Читаем Память сердца полностью

Сезон 1923/24 года принес Остужеву новые успехи в роли кронпринца в пьесе Рынды-Алексеева «Железная стена». Пьеса эта, некий сплав из популярнейшей в свое время немецкой пьесы «Старый Гейдельберг» и драмы А. В. Луначарского «Слесарь и канцлер», написанной года на четыре раньше «Железной стены», наряду с весьма серьезными недостатками была нарядна, эффектна, и зрители прекрасно ее принимали. Александр Иванович Южин любил ее и, пока здоровье ему позволяло, бессменно играл роль короля. Центральный образ пьесы — молодой кронпринц. Скрыв свое высокое положение, он входит в студенческую среду и сближается с революционной молодежью. В исполнении Остужева он казался таким обаятельным, правдивым, что его измена восстанию и предательство в отношении друзей и любимой девушки производили неожиданное и сильное впечатление.

Я играла в очередь с Е. Н. Гоголевой роль сестры кронпринца, принцессы Кристины, и из-за кулис с восторгом следила за Остужевым в финале пьесы. В результате террористического акта, совершенного революционеркой Анной, подругой кронпринца, он из наследника превращается в короля. В одно мгновение он сбрасывает с себя личину восторженного юноши, поборника свободы; отныне он король, «король от головы до пят»; не дрогнув, он посылает на эшафот свою бывшую возлюбленную. Чувствуется, что он будет жестоким и мстительным правителем. У Остужева менялись голос, мимика, осанка, казалось, что изменился рост, цвет глаз. Это была его несомненная и яркая актерская удача.
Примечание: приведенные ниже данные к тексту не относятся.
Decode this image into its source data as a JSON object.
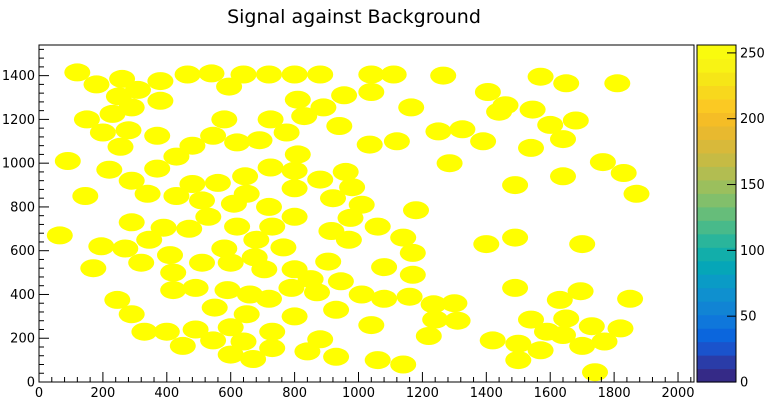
{
  "chart_data": {
    "type": "scatter",
    "title": "Signal against Background",
    "xlabel": "",
    "ylabel": "",
    "xlim": [
      0,
      2050
    ],
    "ylim": [
      0,
      1540
    ],
    "x_ticks": [
      0,
      200,
      400,
      600,
      800,
      1000,
      1200,
      1400,
      1600,
      1800,
      2000
    ],
    "y_ticks": [
      0,
      200,
      400,
      600,
      800,
      1000,
      1200,
      1400
    ],
    "colorbar": {
      "min": 0,
      "max": 256,
      "ticks": [
        0,
        50,
        100,
        150,
        200,
        250
      ],
      "colors": [
        "#352a87",
        "#2a3ca8",
        "#1a53cc",
        "#0b66dd",
        "#0f77db",
        "#1184d4",
        "#0f90cf",
        "#0a9bc6",
        "#05a6b8",
        "#12aeaa",
        "#2ab59b",
        "#48ba8a",
        "#66bd7a",
        "#82bf6b",
        "#9bbf5d",
        "#b2bd51",
        "#c6bb44",
        "#d8b93a",
        "#e8b92f",
        "#f5bd26",
        "#fbc923",
        "#f8d81d",
        "#f6e617",
        "#f8f314",
        "#f9fb0e"
      ]
    },
    "marker_color": "#ffff00",
    "points": [
      [
        120,
        1415
      ],
      [
        180,
        1360
      ],
      [
        260,
        1385
      ],
      [
        380,
        1375
      ],
      [
        465,
        1405
      ],
      [
        540,
        1410
      ],
      [
        640,
        1405
      ],
      [
        720,
        1405
      ],
      [
        800,
        1405
      ],
      [
        880,
        1405
      ],
      [
        1040,
        1405
      ],
      [
        1110,
        1405
      ],
      [
        1265,
        1400
      ],
      [
        1570,
        1395
      ],
      [
        1650,
        1365
      ],
      [
        1810,
        1365
      ],
      [
        250,
        1305
      ],
      [
        310,
        1335
      ],
      [
        380,
        1285
      ],
      [
        595,
        1350
      ],
      [
        810,
        1290
      ],
      [
        955,
        1310
      ],
      [
        1040,
        1325
      ],
      [
        1405,
        1325
      ],
      [
        1165,
        1255
      ],
      [
        1460,
        1265
      ],
      [
        1545,
        1245
      ],
      [
        150,
        1200
      ],
      [
        230,
        1225
      ],
      [
        290,
        1255
      ],
      [
        580,
        1200
      ],
      [
        725,
        1200
      ],
      [
        830,
        1215
      ],
      [
        890,
        1255
      ],
      [
        1440,
        1235
      ],
      [
        1680,
        1195
      ],
      [
        200,
        1140
      ],
      [
        280,
        1150
      ],
      [
        370,
        1125
      ],
      [
        545,
        1125
      ],
      [
        620,
        1095
      ],
      [
        690,
        1105
      ],
      [
        775,
        1140
      ],
      [
        940,
        1170
      ],
      [
        1035,
        1085
      ],
      [
        1120,
        1100
      ],
      [
        1250,
        1145
      ],
      [
        1325,
        1155
      ],
      [
        1390,
        1100
      ],
      [
        1600,
        1175
      ],
      [
        1640,
        1110
      ],
      [
        90,
        1010
      ],
      [
        255,
        1075
      ],
      [
        480,
        1080
      ],
      [
        430,
        1030
      ],
      [
        370,
        975
      ],
      [
        220,
        970
      ],
      [
        725,
        980
      ],
      [
        810,
        1040
      ],
      [
        800,
        965
      ],
      [
        960,
        960
      ],
      [
        1285,
        1000
      ],
      [
        1540,
        1070
      ],
      [
        1765,
        1005
      ],
      [
        1830,
        955
      ],
      [
        1490,
        900
      ],
      [
        1640,
        940
      ],
      [
        1870,
        860
      ],
      [
        145,
        850
      ],
      [
        290,
        920
      ],
      [
        340,
        860
      ],
      [
        430,
        850
      ],
      [
        480,
        905
      ],
      [
        560,
        910
      ],
      [
        645,
        940
      ],
      [
        800,
        885
      ],
      [
        880,
        925
      ],
      [
        980,
        890
      ],
      [
        510,
        830
      ],
      [
        610,
        815
      ],
      [
        650,
        860
      ],
      [
        720,
        800
      ],
      [
        920,
        840
      ],
      [
        1010,
        810
      ],
      [
        1180,
        785
      ],
      [
        65,
        670
      ],
      [
        195,
        620
      ],
      [
        290,
        730
      ],
      [
        345,
        650
      ],
      [
        390,
        705
      ],
      [
        470,
        700
      ],
      [
        530,
        755
      ],
      [
        620,
        710
      ],
      [
        680,
        650
      ],
      [
        730,
        710
      ],
      [
        800,
        755
      ],
      [
        915,
        690
      ],
      [
        975,
        750
      ],
      [
        970,
        650
      ],
      [
        1060,
        710
      ],
      [
        1140,
        660
      ],
      [
        1170,
        590
      ],
      [
        1400,
        630
      ],
      [
        1490,
        660
      ],
      [
        1700,
        630
      ],
      [
        170,
        520
      ],
      [
        270,
        610
      ],
      [
        320,
        545
      ],
      [
        410,
        580
      ],
      [
        420,
        500
      ],
      [
        510,
        545
      ],
      [
        580,
        610
      ],
      [
        600,
        545
      ],
      [
        675,
        570
      ],
      [
        705,
        515
      ],
      [
        765,
        615
      ],
      [
        800,
        515
      ],
      [
        850,
        470
      ],
      [
        905,
        550
      ],
      [
        945,
        460
      ],
      [
        1080,
        525
      ],
      [
        1170,
        490
      ],
      [
        245,
        375
      ],
      [
        290,
        310
      ],
      [
        420,
        420
      ],
      [
        490,
        430
      ],
      [
        590,
        420
      ],
      [
        660,
        400
      ],
      [
        720,
        380
      ],
      [
        790,
        430
      ],
      [
        870,
        410
      ],
      [
        930,
        330
      ],
      [
        1010,
        400
      ],
      [
        1080,
        380
      ],
      [
        1160,
        390
      ],
      [
        1235,
        355
      ],
      [
        1300,
        360
      ],
      [
        1490,
        430
      ],
      [
        1630,
        375
      ],
      [
        1695,
        415
      ],
      [
        1850,
        380
      ],
      [
        330,
        230
      ],
      [
        400,
        230
      ],
      [
        490,
        240
      ],
      [
        550,
        340
      ],
      [
        600,
        250
      ],
      [
        650,
        310
      ],
      [
        730,
        230
      ],
      [
        800,
        300
      ],
      [
        880,
        195
      ],
      [
        1040,
        260
      ],
      [
        1240,
        285
      ],
      [
        1310,
        280
      ],
      [
        1540,
        285
      ],
      [
        1590,
        230
      ],
      [
        1650,
        290
      ],
      [
        1730,
        255
      ],
      [
        1820,
        245
      ],
      [
        450,
        165
      ],
      [
        545,
        190
      ],
      [
        600,
        125
      ],
      [
        640,
        185
      ],
      [
        670,
        105
      ],
      [
        730,
        155
      ],
      [
        840,
        140
      ],
      [
        930,
        115
      ],
      [
        1060,
        100
      ],
      [
        1140,
        80
      ],
      [
        1220,
        210
      ],
      [
        1420,
        190
      ],
      [
        1500,
        175
      ],
      [
        1500,
        100
      ],
      [
        1570,
        145
      ],
      [
        1640,
        215
      ],
      [
        1700,
        165
      ],
      [
        1770,
        185
      ],
      [
        1740,
        45
      ]
    ]
  }
}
Для тех, кто захочет узнать и понять атмосферу московской театральной жизни, в частности, жизни Малого театра в начале 20-х годов, чтение тогдашней театральной прессы может дать обо всем самое превратное представление. От старых дореволюционных театров отвернулось большинство критиков, которых захватило новое, «левое» искусство. Отрицать Большой, Малый, отчасти Художественный театр сделалось своеобразной модой.

Спектакли Малого театра хвалили, если они не были типичными спектаклями Малого театра, если режиссер, художник, актеры заимствовали декорации, мизансцены, трактовку сценических образов у «новаторов».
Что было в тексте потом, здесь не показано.